Financing your incentive / loyalty program can come from many avenues. Some rule structures that include goals can be self-funding. For instance, a group travel programs can set certain growth goals like 2% over last year. Another example is a point program that only deals out points after they’ve hit their goal for the year. 

That incremental growth can pay for the program on its own. 

Other options include Manufacturer/Marketing Development Funds and Co-Op funds. These vendor-supplied funds can help offset costs and, in some well-organized cases, even pay for the whole program. 

What Is Breakage?

Breakage refers to the outstanding libability of an reward. That could be unused points or dollars. Usually this is money that you’ll have to eventually account for on your budget sheets, but hasn’t been spent yet. 

There are a lot of different ways to handle breakage, so check out more on breakage here. 

Redemption & Issuance

These are your typical billing options for paying for your points in a points program.

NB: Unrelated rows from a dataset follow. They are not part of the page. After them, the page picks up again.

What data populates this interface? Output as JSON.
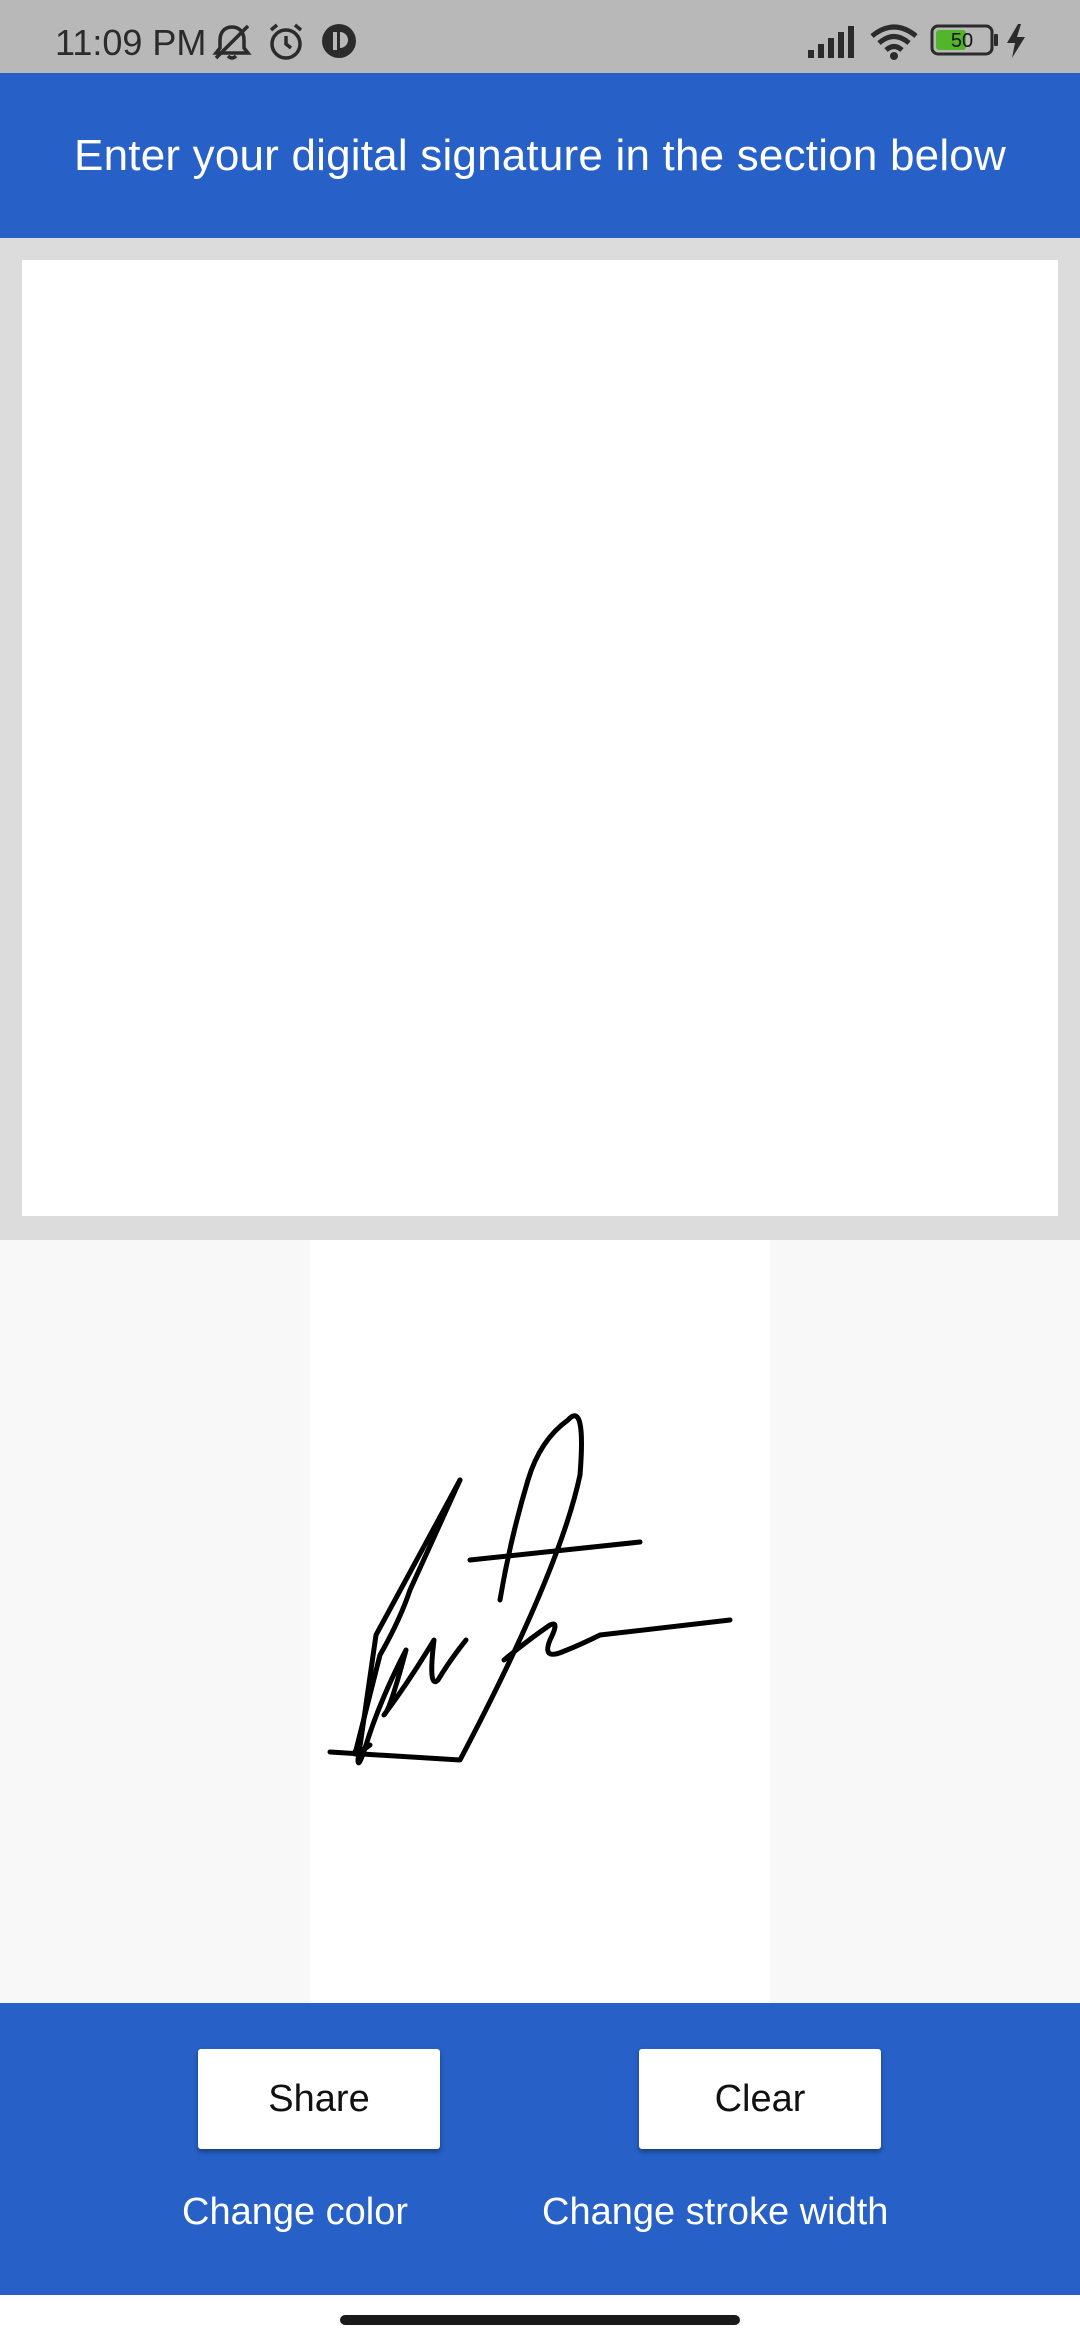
{
  "status_bar": {
    "time": "11:09 PM",
    "battery_level": "50",
    "icons": [
      "mute-icon",
      "alarm-icon",
      "app-notification-icon",
      "signal-icon",
      "wifi-icon",
      "battery-icon",
      "charging-icon"
    ]
  },
  "header": {
    "title": "Enter your digital signature in the section below",
    "background_color": "#2760c6"
  },
  "signature_pad": {
    "background_color": "#ffffff",
    "frame_color": "#dcdcdc"
  },
  "preview": {
    "background_color": "#f8f8f8",
    "stroke_color": "#000000"
  },
  "actions": {
    "share_label": "Share",
    "clear_label": "Clear",
    "change_color_label": "Change color",
    "change_stroke_width_label": "Change stroke width"
  }
}
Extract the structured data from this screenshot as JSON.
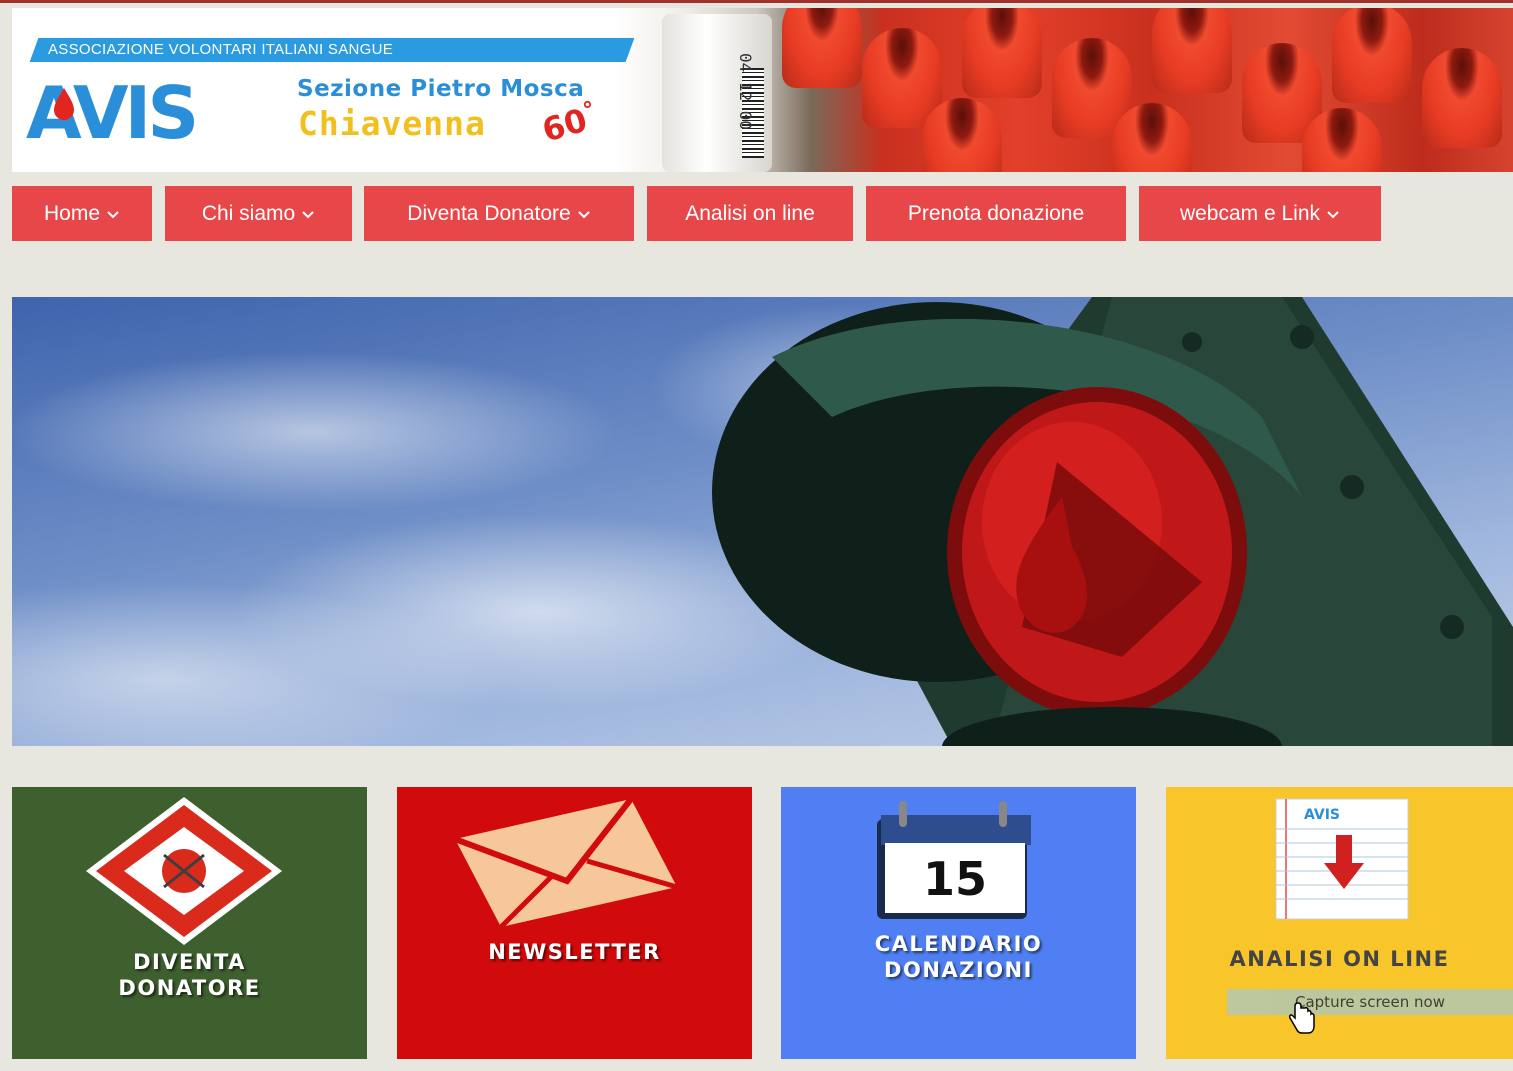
{
  "header": {
    "association": "ASSOCIAZIONE VOLONTARI ITALIANI SANGUE",
    "logo_text": "AVIS",
    "section": "Sezione  Pietro  Mosca",
    "city": "Chiavenna",
    "anniversary": "60",
    "anniversary_sup": "°",
    "vial_label": "04 12 00"
  },
  "nav": {
    "items": [
      {
        "label": "Home",
        "has_dropdown": true
      },
      {
        "label": "Chi siamo",
        "has_dropdown": true
      },
      {
        "label": "Diventa Donatore",
        "has_dropdown": true
      },
      {
        "label": "Analisi on line",
        "has_dropdown": false
      },
      {
        "label": "Prenota donazione",
        "has_dropdown": false
      },
      {
        "label": "webcam e Link",
        "has_dropdown": true
      }
    ]
  },
  "tiles": [
    {
      "line1": "DIVENTA",
      "line2": "DONATORE",
      "color": "#3e5f2e"
    },
    {
      "line1": "NEWSLETTER",
      "line2": "",
      "color": "#d10a0c"
    },
    {
      "line1": "CALENDARIO",
      "line2": "DONAZIONI",
      "color": "#4f7ff2",
      "calendar_day": "15"
    },
    {
      "line1": "ANALISI ON LINE",
      "line2": "",
      "color": "#f8c62b",
      "report_logo": "AVIS"
    }
  ],
  "overlay": {
    "capture_label": "Capture screen now"
  },
  "colors": {
    "nav_bg": "#e8474a",
    "page_bg": "#e8e7df",
    "brand_blue": "#2a9be0",
    "brand_yellow": "#f2c01e"
  }
}
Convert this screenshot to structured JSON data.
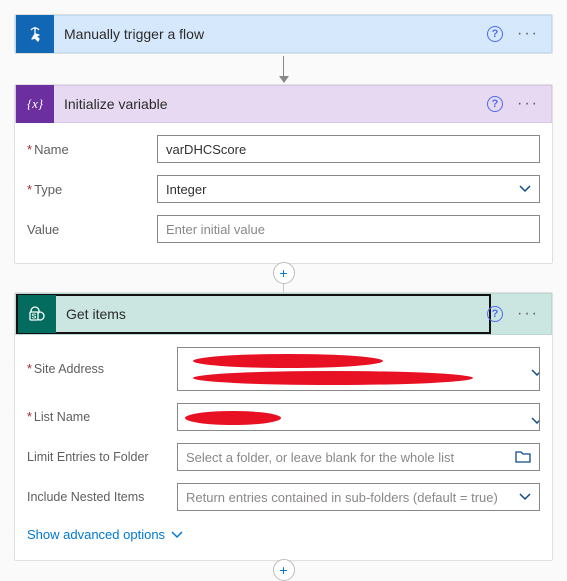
{
  "trigger": {
    "title": "Manually trigger a flow"
  },
  "initVar": {
    "title": "Initialize variable",
    "nameLabel": "Name",
    "nameValue": "varDHCScore",
    "typeLabel": "Type",
    "typeValue": "Integer",
    "valueLabel": "Value",
    "valuePlaceholder": "Enter initial value"
  },
  "getItems": {
    "title": "Get items",
    "siteLabel": "Site Address",
    "listLabel": "List Name",
    "limitLabel": "Limit Entries to Folder",
    "limitPlaceholder": "Select a folder, or leave blank for the whole list",
    "nestedLabel": "Include Nested Items",
    "nestedPlaceholder": "Return entries contained in sub-folders (default = true)",
    "advancedLink": "Show advanced options"
  },
  "icons": {
    "plus": "+",
    "help": "?"
  }
}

Being billed on redemption means that you don’t pay for the point until the point is spent, which means you might have a higher amount of breakage (see above). The upside here is that if the points aren’t spent, you won’t get billed.

Being billed on issuance means that you pay for the point when it is earned or issued. This can make for a cleaner budget sheet, but can often be costly, especially if the points go unused.

There are always hybrid models as well. For instance, 50% issuance / 50% redemption can lead to a cleaner budget sheet, while still ensuring the people you want to reward are being rewarded.